In the first half of this year, Burberry saw strong growth in sales on third-party e-commerce platforms, which now represent a significant proportion of its e-commerce retail revenues.
Some recent developments in e-commerce include the launch of Burberry’s new website on desktop, which Bailey said is a “much better representation” of the brand and carries with it an improved customer experience. He said that it is “very much a living platform” and that Burberry will “continue to improve and evolve the site”.
Burberry is planning the launch of a new mobile site in the coming months, as well as a new customer app, which it claims will create a more personalised shopping experience.
Third, and, finally, we are continuing to build relationships and drive innovation with partners in the digital space; such is our collaboration with Barneys and WeChat for the September show. This partnership approach will be critical to building reach, brand consistency, and keeping pace with customer expectations for the future.
Operations and CRM
Bailey was also keen to highlight Burberry’s use of CRM data to analyse shifts in customer behaviour. He said that the company now has about 12 million people on its CRM database, following a program of capturing new data for new customers. Burberry has an 85% success rate of capturing a customer’s data once they enter a store. He said:
Once we've got that data, we then use it in all sorts of ways. We can use it in a macro way to look at traveling patterns, behavior shifts, trends, and so on, what's happening to the Chinese customer, and things like that.

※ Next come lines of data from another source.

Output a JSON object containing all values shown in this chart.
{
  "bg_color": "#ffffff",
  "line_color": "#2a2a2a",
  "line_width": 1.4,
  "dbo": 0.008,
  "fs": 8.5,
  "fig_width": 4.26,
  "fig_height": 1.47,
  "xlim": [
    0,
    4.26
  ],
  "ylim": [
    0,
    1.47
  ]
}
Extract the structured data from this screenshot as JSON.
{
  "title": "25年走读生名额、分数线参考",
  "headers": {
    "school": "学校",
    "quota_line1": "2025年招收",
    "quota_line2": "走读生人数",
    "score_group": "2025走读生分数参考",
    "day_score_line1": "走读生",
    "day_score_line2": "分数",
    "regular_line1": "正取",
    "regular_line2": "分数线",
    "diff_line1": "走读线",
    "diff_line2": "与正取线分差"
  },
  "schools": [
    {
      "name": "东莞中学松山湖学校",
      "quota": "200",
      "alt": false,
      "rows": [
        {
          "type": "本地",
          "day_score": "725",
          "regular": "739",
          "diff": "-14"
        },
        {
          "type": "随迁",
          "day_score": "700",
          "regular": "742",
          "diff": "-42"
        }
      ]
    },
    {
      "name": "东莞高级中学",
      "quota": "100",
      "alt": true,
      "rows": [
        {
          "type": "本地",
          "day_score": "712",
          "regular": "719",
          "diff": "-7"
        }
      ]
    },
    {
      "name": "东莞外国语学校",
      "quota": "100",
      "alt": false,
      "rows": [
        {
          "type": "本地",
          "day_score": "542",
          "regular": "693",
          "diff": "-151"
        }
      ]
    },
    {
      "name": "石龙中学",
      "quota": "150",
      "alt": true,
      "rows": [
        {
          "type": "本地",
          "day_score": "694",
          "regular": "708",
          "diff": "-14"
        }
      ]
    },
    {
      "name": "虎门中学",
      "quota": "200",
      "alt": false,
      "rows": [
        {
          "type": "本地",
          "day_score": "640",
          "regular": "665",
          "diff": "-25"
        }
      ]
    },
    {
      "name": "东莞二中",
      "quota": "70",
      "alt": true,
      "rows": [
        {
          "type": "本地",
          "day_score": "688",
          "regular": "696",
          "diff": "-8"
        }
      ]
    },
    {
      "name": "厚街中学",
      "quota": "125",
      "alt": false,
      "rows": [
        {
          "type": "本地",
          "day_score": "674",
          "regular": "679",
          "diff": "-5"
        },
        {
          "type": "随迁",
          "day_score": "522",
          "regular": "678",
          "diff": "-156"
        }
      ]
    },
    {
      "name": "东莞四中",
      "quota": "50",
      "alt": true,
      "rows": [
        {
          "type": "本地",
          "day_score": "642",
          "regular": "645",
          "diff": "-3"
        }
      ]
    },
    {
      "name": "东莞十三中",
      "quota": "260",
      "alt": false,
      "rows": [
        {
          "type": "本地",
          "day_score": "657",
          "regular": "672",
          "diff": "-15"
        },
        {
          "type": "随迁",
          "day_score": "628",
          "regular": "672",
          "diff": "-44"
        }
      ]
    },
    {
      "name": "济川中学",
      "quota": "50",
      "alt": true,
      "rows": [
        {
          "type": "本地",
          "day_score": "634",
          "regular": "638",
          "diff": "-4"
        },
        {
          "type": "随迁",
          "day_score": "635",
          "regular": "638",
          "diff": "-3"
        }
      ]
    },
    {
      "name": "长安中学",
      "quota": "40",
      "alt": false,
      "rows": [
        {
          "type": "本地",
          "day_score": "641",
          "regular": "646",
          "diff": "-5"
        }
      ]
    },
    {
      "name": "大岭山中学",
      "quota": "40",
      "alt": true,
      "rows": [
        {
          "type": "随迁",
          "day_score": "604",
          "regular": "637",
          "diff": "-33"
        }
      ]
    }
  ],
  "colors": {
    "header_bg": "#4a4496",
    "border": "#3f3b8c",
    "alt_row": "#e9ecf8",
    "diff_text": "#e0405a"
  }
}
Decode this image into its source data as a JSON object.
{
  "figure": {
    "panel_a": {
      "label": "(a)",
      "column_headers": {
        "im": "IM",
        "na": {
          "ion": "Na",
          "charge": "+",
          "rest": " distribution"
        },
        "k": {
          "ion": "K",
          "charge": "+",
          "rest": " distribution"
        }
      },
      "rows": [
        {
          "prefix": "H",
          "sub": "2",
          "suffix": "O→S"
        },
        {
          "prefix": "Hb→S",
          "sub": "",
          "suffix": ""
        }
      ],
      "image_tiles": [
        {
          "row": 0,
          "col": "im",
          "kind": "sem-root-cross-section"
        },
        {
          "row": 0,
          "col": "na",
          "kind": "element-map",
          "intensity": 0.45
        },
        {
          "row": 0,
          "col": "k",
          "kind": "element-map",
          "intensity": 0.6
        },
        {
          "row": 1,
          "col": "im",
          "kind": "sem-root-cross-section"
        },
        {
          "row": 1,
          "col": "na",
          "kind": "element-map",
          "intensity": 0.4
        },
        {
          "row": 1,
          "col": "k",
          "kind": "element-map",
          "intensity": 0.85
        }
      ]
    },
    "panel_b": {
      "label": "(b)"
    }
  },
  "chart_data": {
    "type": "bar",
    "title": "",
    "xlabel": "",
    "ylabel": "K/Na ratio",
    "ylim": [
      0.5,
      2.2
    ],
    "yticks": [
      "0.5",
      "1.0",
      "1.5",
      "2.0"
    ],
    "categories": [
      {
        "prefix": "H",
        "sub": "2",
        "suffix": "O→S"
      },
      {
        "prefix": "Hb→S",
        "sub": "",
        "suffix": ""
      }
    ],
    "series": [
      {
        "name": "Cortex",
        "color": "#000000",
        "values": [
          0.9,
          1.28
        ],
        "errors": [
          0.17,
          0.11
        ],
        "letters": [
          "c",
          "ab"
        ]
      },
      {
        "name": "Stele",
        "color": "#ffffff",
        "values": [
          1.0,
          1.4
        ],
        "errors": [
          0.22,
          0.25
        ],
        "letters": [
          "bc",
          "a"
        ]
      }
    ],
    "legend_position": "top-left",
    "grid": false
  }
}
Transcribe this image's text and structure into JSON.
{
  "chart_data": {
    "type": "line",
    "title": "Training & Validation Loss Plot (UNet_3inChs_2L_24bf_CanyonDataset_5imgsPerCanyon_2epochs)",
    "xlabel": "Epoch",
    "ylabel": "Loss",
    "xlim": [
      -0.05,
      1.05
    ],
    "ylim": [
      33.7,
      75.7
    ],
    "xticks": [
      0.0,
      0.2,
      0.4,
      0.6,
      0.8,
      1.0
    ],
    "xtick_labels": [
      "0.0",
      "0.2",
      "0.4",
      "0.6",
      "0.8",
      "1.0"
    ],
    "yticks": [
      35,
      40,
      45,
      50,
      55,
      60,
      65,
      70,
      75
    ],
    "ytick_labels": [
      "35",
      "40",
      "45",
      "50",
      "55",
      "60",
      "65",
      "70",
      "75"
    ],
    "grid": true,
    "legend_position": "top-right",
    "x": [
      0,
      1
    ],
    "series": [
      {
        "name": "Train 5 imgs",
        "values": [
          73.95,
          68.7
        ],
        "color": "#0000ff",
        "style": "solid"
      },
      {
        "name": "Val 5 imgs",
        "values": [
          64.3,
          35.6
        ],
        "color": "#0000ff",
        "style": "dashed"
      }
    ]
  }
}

And we can do it on a micro basis, either by in-store, allowing sales associates to have the data on their iPads to be able to have a meaningful conversation with a customer, based on actual purchases that customer has made in the past. And once the sales associate has identified a customer, and typed the name in on to the iPad, all previous purchases, with a picture of what they bought, and when they bought them, come up.
So you can have a meaningful conversation around that rather beautiful jacket you're wearing, Luca; would you like to have the latest trousers just come in off the runway?
And we can also use it in a micro way to target customers on the CRM database to stratify it and send out emails and other forms of communication, specifically tailored to the likely shopping habits of that individual customer, because we've got the data.
Finally, it’s worth highlighting that Burberry is also making a number of investments in its operational strategy, in an attempt to gain greater efficiencies - where Bailey said that the company is focusing on systems, processes and balancing cost reductions with investment.
He said that Burberry is on track to deliver approximately £20 million of savings this year, and at least £100 million annualized savings by 2019. He said:
[This is] supported by actions in the half, including supplier renegotiations where we saw double-digit reductions in the cost of numerous large contracts; improved marketing efficiency with investments in digital marketing capability, allowing us to reduce the cost of each view of our content by 20%; and the cost benefits flowing from changes to our ways of working.
In addition to these cost efficiency measures, we're taking action to simplify the most critical processes across our organization, and to introduce new technology solutions to support improvement in how we operate. For example, in procurement we're implementing a technology called Ariba, which will halve the effort involved in processing our supplier payments.
In product development, we will roll out a new system to simplify how we manage the product lifecycle between design, merchandising, planning and supply chain. And we're taking steps to optimize our management of stock with the single pool of inventory improvements that I mentioned earlier.